Top Ten Observations from the AGC IT Forum 16

By Christian Burger

  1. Let’s start with the obvious: Chicago offered up a beautiful couple of Summer days with the obligatory humidity and a stellar location for this year’s event, held at the architecturally interesting Radisson Blu/Aqua (designed by a local architect Jeanie Gang and built by Chicago local, McHugh). 
  2. The Exhibit hall was jammed with nearly 25 software vendors and service providers, all eager to share more about their products with the participants during breaks. Some of those informal discussions in the hall and with the vendors and other participants are just as valuable as the more formal talks.
  3. This year’s IT Forum was a joint production with Northwestern University’s McCormick School of Engineering. For those who don’t know, McCormick has two Master’s level degree programs for construction professionals. Professor Ray Krizek, who was instrumental in designing the program, was at the conference to talk up his curriculum. Several alumni and instructors were on hand to answer questions and talk of their experiences…including your humble observer, myself.
  4. Ken Julien, a senior partner from Plante Moran, took the stage on Friday to talk about the IT Cost budgeting and also shared the results of the Burger Consulting/Plante Moran IT Cost study. Ken concluded with a call to action asking for attendees to participate in the IT Cost and Benchmarking study, and improve the overall database.

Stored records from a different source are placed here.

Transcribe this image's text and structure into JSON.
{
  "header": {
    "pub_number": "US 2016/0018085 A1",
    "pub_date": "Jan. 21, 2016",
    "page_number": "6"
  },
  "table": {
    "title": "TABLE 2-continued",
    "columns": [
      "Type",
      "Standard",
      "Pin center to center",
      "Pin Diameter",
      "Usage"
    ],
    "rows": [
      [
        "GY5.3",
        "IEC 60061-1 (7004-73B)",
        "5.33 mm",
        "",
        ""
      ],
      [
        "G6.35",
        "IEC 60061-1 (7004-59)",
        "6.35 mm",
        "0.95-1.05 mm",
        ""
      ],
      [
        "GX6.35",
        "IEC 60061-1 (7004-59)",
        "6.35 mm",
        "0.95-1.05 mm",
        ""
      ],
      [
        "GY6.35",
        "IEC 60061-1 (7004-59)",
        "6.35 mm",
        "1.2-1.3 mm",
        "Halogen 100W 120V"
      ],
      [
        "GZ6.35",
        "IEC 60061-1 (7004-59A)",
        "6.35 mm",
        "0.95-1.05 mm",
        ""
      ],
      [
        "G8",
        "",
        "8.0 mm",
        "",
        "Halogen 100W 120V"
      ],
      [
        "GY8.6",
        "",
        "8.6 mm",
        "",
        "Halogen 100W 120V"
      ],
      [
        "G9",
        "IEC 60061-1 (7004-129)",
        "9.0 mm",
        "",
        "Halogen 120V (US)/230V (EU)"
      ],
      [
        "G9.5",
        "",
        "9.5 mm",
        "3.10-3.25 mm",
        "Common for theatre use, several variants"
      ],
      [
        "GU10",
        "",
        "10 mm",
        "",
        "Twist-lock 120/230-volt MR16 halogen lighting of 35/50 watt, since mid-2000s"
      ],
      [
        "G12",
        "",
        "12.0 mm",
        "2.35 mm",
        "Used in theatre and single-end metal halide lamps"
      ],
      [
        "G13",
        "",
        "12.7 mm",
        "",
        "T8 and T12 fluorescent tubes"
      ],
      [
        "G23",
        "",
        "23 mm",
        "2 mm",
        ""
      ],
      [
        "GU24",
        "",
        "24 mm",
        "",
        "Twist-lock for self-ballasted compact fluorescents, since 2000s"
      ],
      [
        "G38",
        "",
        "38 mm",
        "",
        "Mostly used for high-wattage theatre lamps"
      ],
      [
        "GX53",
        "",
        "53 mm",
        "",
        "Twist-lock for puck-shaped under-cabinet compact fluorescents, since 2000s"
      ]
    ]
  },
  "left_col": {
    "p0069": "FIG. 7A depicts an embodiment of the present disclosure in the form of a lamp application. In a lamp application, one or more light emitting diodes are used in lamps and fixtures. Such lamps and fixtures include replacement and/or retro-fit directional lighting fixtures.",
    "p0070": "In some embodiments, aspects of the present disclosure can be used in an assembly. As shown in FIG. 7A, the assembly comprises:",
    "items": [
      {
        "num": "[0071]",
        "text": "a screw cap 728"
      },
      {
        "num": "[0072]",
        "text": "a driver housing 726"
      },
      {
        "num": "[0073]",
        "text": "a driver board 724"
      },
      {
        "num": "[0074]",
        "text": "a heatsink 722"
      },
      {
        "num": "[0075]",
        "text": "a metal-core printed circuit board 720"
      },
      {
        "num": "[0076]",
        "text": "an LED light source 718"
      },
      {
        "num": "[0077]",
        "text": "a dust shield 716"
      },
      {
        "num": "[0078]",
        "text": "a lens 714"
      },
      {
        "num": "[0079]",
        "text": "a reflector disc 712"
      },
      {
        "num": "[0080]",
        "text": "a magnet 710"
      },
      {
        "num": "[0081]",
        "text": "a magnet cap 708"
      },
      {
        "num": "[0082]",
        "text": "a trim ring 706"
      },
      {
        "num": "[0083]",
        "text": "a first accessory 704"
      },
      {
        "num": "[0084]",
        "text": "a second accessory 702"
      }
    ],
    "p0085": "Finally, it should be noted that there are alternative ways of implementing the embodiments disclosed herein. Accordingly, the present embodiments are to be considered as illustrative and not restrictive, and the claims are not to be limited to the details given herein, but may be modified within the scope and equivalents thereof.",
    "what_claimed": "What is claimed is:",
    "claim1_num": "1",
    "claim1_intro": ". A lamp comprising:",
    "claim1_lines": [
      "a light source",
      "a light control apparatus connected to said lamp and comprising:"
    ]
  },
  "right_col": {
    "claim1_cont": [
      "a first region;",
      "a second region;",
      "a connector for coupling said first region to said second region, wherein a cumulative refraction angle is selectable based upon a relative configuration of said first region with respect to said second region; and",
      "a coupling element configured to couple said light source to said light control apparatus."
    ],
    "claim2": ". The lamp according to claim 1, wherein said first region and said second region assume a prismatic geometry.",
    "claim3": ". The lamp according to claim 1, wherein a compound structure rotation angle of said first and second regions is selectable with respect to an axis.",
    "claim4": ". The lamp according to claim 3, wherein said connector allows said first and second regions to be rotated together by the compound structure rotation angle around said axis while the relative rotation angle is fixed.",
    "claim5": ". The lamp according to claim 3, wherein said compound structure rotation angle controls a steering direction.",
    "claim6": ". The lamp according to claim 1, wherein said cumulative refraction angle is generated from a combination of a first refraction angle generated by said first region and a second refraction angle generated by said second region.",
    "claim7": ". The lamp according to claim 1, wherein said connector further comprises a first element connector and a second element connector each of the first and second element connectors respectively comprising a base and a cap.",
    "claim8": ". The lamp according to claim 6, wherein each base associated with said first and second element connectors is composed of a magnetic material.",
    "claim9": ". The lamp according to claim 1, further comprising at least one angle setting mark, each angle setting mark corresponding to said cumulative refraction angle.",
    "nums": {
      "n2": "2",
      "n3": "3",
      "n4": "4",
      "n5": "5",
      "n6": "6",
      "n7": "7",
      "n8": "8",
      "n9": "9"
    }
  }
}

  5. I had the privilege of introducing John Jurwicz, from Walbridge in Detroit, along with two of his colleagues, Mike Halleran and Mario. They talked extensively about the role of Lean processes and how it impacts traditional processes. They made it clear that prefabrication figures prominently in the effort to reduce or eliminate waste. John brought the topic back around to the IT managers in the room to discuss the impact of Lean on IT Infrastructure. I could not help but see the impact on ERP and solutions in general.

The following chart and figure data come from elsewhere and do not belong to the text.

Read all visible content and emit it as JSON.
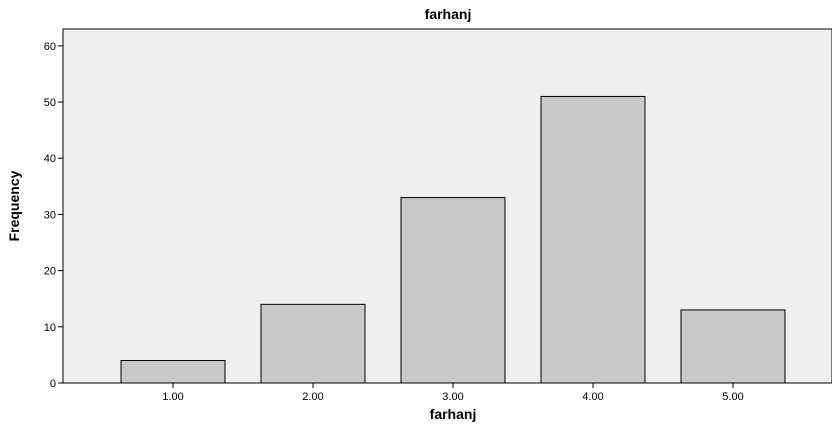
{
  "chart_data": {
    "type": "bar",
    "title": "farhanj",
    "xlabel": "farhanj",
    "ylabel": "Frequency",
    "categories": [
      "1.00",
      "2.00",
      "3.00",
      "4.00",
      "5.00"
    ],
    "values": [
      4,
      14,
      33,
      51,
      13
    ],
    "ylim": [
      0,
      63
    ],
    "yticks": [
      "0",
      "10",
      "20",
      "30",
      "40",
      "50",
      "60"
    ],
    "grid": false,
    "legend": "none",
    "colors": {
      "plot_background": "#efefef",
      "bar_fill": "#c9c9c9",
      "bar_stroke": "#000000",
      "axis": "#000000"
    }
  }
}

  6. One of the highlights for me was Joe Olecek’s presentation on Cyber Threat and security. He instilled both respect and fear in the audience and myself. Respect, for his awareness of the threats that exist, and fear of what can happen. Joe was able to acquire a password and decrypt it with a super-powered desktop machine in under ten seconds. It really drove home the point that most of the passwords we all use can be defined by one word: LAME.
  7. I had the opportunity to join The IT Forum Steering Committee, headed by Howie Perisma, at a dinner at the Kitchen:  a unique farm-to-table restaurant that focuses on local growers. The food and wine were both outstanding. During dinner, Michael from the Kitchen shared the restaurant’s story concerning how they work with Chicago City school students to help them learn to garden, and teach them where good nutritious food comes from. It was an inspiring tale. Participants got to enjoy a nice skyline view of the city and the river. At the end, Pepper Construction and Burger Consulting Group picked up the tab, making the dinner even sweeter for the rest of the participants ;).
  8. A perennial favorite was the Fab Four, four of our distinguished Committee members, all CIOs or IT professional talking on a topic of their choosing. This year the focus was on IT Staffing and the changing role of IT within an organization. It was a thought-provoking session that pointed out the way in which the role of IT professionals has evolved over the years, moving from a focus on infrastructure and servers to software and the user community.  We got to see a number of different IT organization charts to help clarify.
  9. Mark Sawyer from Trimble, the other keynote presenter, gave an outstanding overview of IT Trends impacting construction. What I thoroughly appreciated from this talk was the fact that he used McKinsey’s recent publication on the Impact of Technology on Building. It was an outstanding forecast piece (I wished I had written it) and he used a number of trends and statistics from the work. His talk, as intended, got the attendees thinking forward and provided insights into what may be yet to come. Mark was a self-effacing speaker, perfect for the construction audience.
  10. Burcin Kaplanglu, on loan for the day from Lend Lease, was another Northwestern speaker who gave a compelling talk around Internet of Things (IoT), which will be arriving on our construction shores very soon. Burcin’s talk, technical at times, pointed out that we cannot get to big data and true IoT unless we have the bandwidth to connect devices from the job site and elsewhere. Enter the promise of 5G.

Nice job Fara Francis and AGC. This was one of the best conferences on IT for the construction industry I have attended…and several attendees shared the same sentiment.